The Tinubu administration also faces a choice: whether to persist with growth at any cost or embrace growth with equity. That requires bold trade-offs, temporary tax breaks for manufacturers and food producers, targeted fuel transport subsidies for farmers, and an overhaul of agricultural security architecture. Inflation cannot be fought by monetary policy alone; insecurity in food-growing regions is now a macroeconomic problem.

Some will argue that Nigeria is on the right path and needs patience. That argument holds merit; floating the naira and ending subsidies were painful but necessary steps to prevent fiscal collapse. Yet patience is a luxury millions of Nigerians cannot afford. Hunger and despair are not “adjustment pains”; they are symptoms of governance failure. When reform success is measured by revenue collection rather than poverty reduction, policymakers lose sight of their mandate.

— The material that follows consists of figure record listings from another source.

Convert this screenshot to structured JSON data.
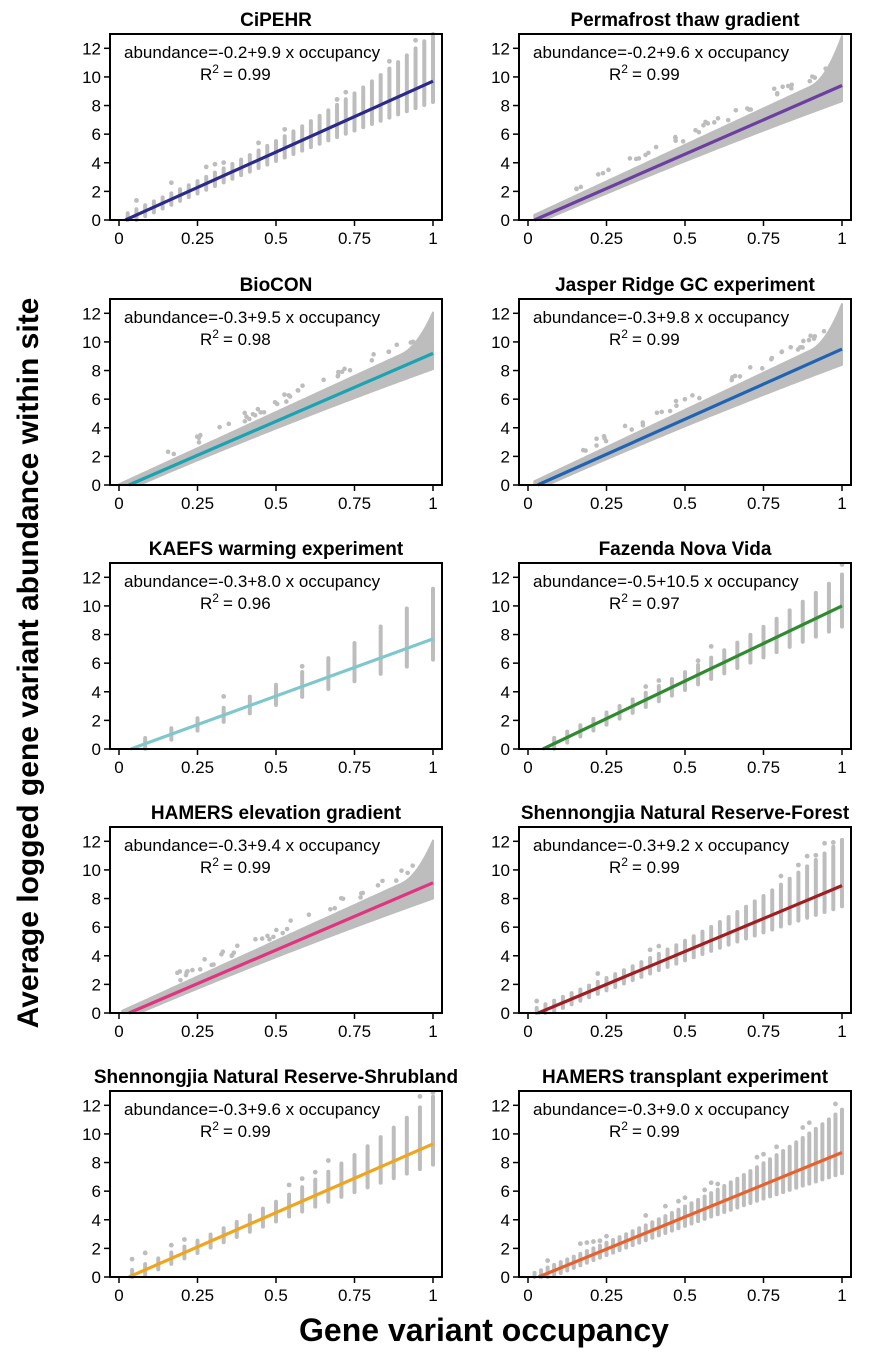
{
  "figure": {
    "ylabel": "Average logged gene variant abundance within site",
    "xlabel": "Gene variant occupancy"
  },
  "chart_data": [
    {
      "type": "scatter",
      "title": "CiPEHR",
      "equation": "abundance=-0.2+9.9 x occupancy",
      "r2_label": "R",
      "r2_value": "= 0.99",
      "intercept": -0.2,
      "slope": 9.9,
      "r2": 0.99,
      "line_color": "#2b2a8c",
      "scatter_color": "#bdbdbd",
      "xlim": [
        0,
        1
      ],
      "ylim": [
        0,
        13
      ],
      "xticks": [
        "0",
        "0.25",
        "0.5",
        "0.75",
        "1"
      ],
      "yticks": [
        "0",
        "2",
        "4",
        "6",
        "8",
        "10",
        "12"
      ],
      "occupancy_levels": 36,
      "xmin_point": 0.02,
      "max_abundance_at_1": 13.0
    },
    {
      "type": "scatter",
      "title": "Permafrost thaw gradient",
      "equation": "abundance=-0.2+9.6 x occupancy",
      "r2_label": "R",
      "r2_value": "= 0.99",
      "intercept": -0.2,
      "slope": 9.6,
      "r2": 0.99,
      "line_color": "#6b3fa0",
      "scatter_color": "#bdbdbd",
      "xlim": [
        0,
        1
      ],
      "ylim": [
        0,
        13
      ],
      "xticks": [
        "0",
        "0.25",
        "0.5",
        "0.75",
        "1"
      ],
      "yticks": [
        "0",
        "2",
        "4",
        "6",
        "8",
        "10",
        "12"
      ],
      "occupancy_levels": 0,
      "xmin_point": 0.02,
      "max_abundance_at_1": 12.8
    },
    {
      "type": "scatter",
      "title": "BioCON",
      "equation": "abundance=-0.3+9.5 x occupancy",
      "r2_label": "R",
      "r2_value": "= 0.98",
      "intercept": -0.3,
      "slope": 9.5,
      "r2": 0.98,
      "line_color": "#1aa3b3",
      "scatter_color": "#bdbdbd",
      "xlim": [
        0,
        1
      ],
      "ylim": [
        0,
        13
      ],
      "xticks": [
        "0",
        "0.25",
        "0.5",
        "0.75",
        "1"
      ],
      "yticks": [
        "0",
        "2",
        "4",
        "6",
        "8",
        "10",
        "12"
      ],
      "occupancy_levels": 0,
      "xmin_point": 0.0,
      "max_abundance_at_1": 12.0
    },
    {
      "type": "scatter",
      "title": "Jasper Ridge GC experiment",
      "equation": "abundance=-0.3+9.8 x occupancy",
      "r2_label": "R",
      "r2_value": "= 0.99",
      "intercept": -0.3,
      "slope": 9.8,
      "r2": 0.99,
      "line_color": "#1f63b4",
      "scatter_color": "#bdbdbd",
      "xlim": [
        0,
        1
      ],
      "ylim": [
        0,
        13
      ],
      "xticks": [
        "0",
        "0.25",
        "0.5",
        "0.75",
        "1"
      ],
      "yticks": [
        "0",
        "2",
        "4",
        "6",
        "8",
        "10",
        "12"
      ],
      "occupancy_levels": 0,
      "xmin_point": 0.02,
      "max_abundance_at_1": 12.6
    },
    {
      "type": "scatter",
      "title": "KAEFS warming experiment",
      "equation": "abundance=-0.3+8.0 x occupancy",
      "r2_label": "R",
      "r2_value": "= 0.96",
      "intercept": -0.3,
      "slope": 8.0,
      "r2": 0.96,
      "line_color": "#7ec8cc",
      "scatter_color": "#bdbdbd",
      "xlim": [
        0,
        1
      ],
      "ylim": [
        0,
        13
      ],
      "xticks": [
        "0",
        "0.25",
        "0.5",
        "0.75",
        "1"
      ],
      "yticks": [
        "0",
        "2",
        "4",
        "6",
        "8",
        "10",
        "12"
      ],
      "occupancy_levels": 12,
      "xmin_point": 0.083,
      "max_abundance_at_1": 11.2
    },
    {
      "type": "scatter",
      "title": "Fazenda Nova Vida",
      "equation": "abundance=-0.5+10.5 x occupancy",
      "r2_label": "R",
      "r2_value": "= 0.97",
      "intercept": -0.5,
      "slope": 10.5,
      "r2": 0.97,
      "line_color": "#2e8b2e",
      "scatter_color": "#bdbdbd",
      "xlim": [
        0,
        1
      ],
      "ylim": [
        0,
        13
      ],
      "xticks": [
        "0",
        "0.25",
        "0.5",
        "0.75",
        "1"
      ],
      "yticks": [
        "0",
        "2",
        "4",
        "6",
        "8",
        "10",
        "12"
      ],
      "occupancy_levels": 24,
      "xmin_point": 0.042,
      "max_abundance_at_1": 12.2
    },
    {
      "type": "scatter",
      "title": "HAMERS elevation gradient",
      "equation": "abundance=-0.3+9.4 x occupancy",
      "r2_label": "R",
      "r2_value": "= 0.99",
      "intercept": -0.3,
      "slope": 9.4,
      "r2": 0.99,
      "line_color": "#e0357e",
      "scatter_color": "#bdbdbd",
      "xlim": [
        0,
        1
      ],
      "ylim": [
        0,
        13
      ],
      "xticks": [
        "0",
        "0.25",
        "0.5",
        "0.75",
        "1"
      ],
      "yticks": [
        "0",
        "2",
        "4",
        "6",
        "8",
        "10",
        "12"
      ],
      "occupancy_levels": 0,
      "xmin_point": 0.01,
      "max_abundance_at_1": 12.0
    },
    {
      "type": "scatter",
      "title": "Shennongjia Natural Reserve-Forest",
      "equation": "abundance=-0.3+9.2 x occupancy",
      "r2_label": "R",
      "r2_value": "= 0.99",
      "intercept": -0.3,
      "slope": 9.2,
      "r2": 0.99,
      "line_color": "#a01d22",
      "scatter_color": "#bdbdbd",
      "xlim": [
        0,
        1
      ],
      "ylim": [
        0,
        13
      ],
      "xticks": [
        "0",
        "0.25",
        "0.5",
        "0.75",
        "1"
      ],
      "yticks": [
        "0",
        "2",
        "4",
        "6",
        "8",
        "10",
        "12"
      ],
      "occupancy_levels": 36,
      "xmin_point": 0.02,
      "max_abundance_at_1": 12.1
    },
    {
      "type": "scatter",
      "title": "Shennongjia Natural Reserve-Shrubland",
      "equation": "abundance=-0.3+9.6 x occupancy",
      "r2_label": "R",
      "r2_value": "= 0.99",
      "intercept": -0.3,
      "slope": 9.6,
      "r2": 0.99,
      "line_color": "#f0a51c",
      "scatter_color": "#bdbdbd",
      "xlim": [
        0,
        1
      ],
      "ylim": [
        0,
        13
      ],
      "xticks": [
        "0",
        "0.25",
        "0.5",
        "0.75",
        "1"
      ],
      "yticks": [
        "0",
        "2",
        "4",
        "6",
        "8",
        "10",
        "12"
      ],
      "occupancy_levels": 24,
      "xmin_point": 0.04,
      "max_abundance_at_1": 12.6
    },
    {
      "type": "scatter",
      "title": "HAMERS transplant experiment",
      "equation": "abundance=-0.3+9.0 x occupancy",
      "r2_label": "R",
      "r2_value": "= 0.99",
      "intercept": -0.3,
      "slope": 9.0,
      "r2": 0.99,
      "line_color": "#e8612c",
      "scatter_color": "#bdbdbd",
      "xlim": [
        0,
        1
      ],
      "ylim": [
        0,
        13
      ],
      "xticks": [
        "0",
        "0.25",
        "0.5",
        "0.75",
        "1"
      ],
      "yticks": [
        "0",
        "2",
        "4",
        "6",
        "8",
        "10",
        "12"
      ],
      "occupancy_levels": 48,
      "xmin_point": 0.02,
      "max_abundance_at_1": 11.7
    }
  ]
}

Nigeria’s misery is not inevitable. It is a consequence of poor sequencing, weak safety nets, and opaque governance. The federal government must lead with transparency, but governors and local officials cannot remain spectators. They are flush with cash; it is time Nigerians saw proof of it in functioning schools, secure roads, and food markets free of banditry.

The revenue boom is an opportunity to rewrite Nigeria’s economic story. But if reform is not paired with social protection, accountability, and strategic investments, this era will be remembered not as a turning point, but as the moment Nigeria proved that a government can be richer than ever while its people sink deeper into misery.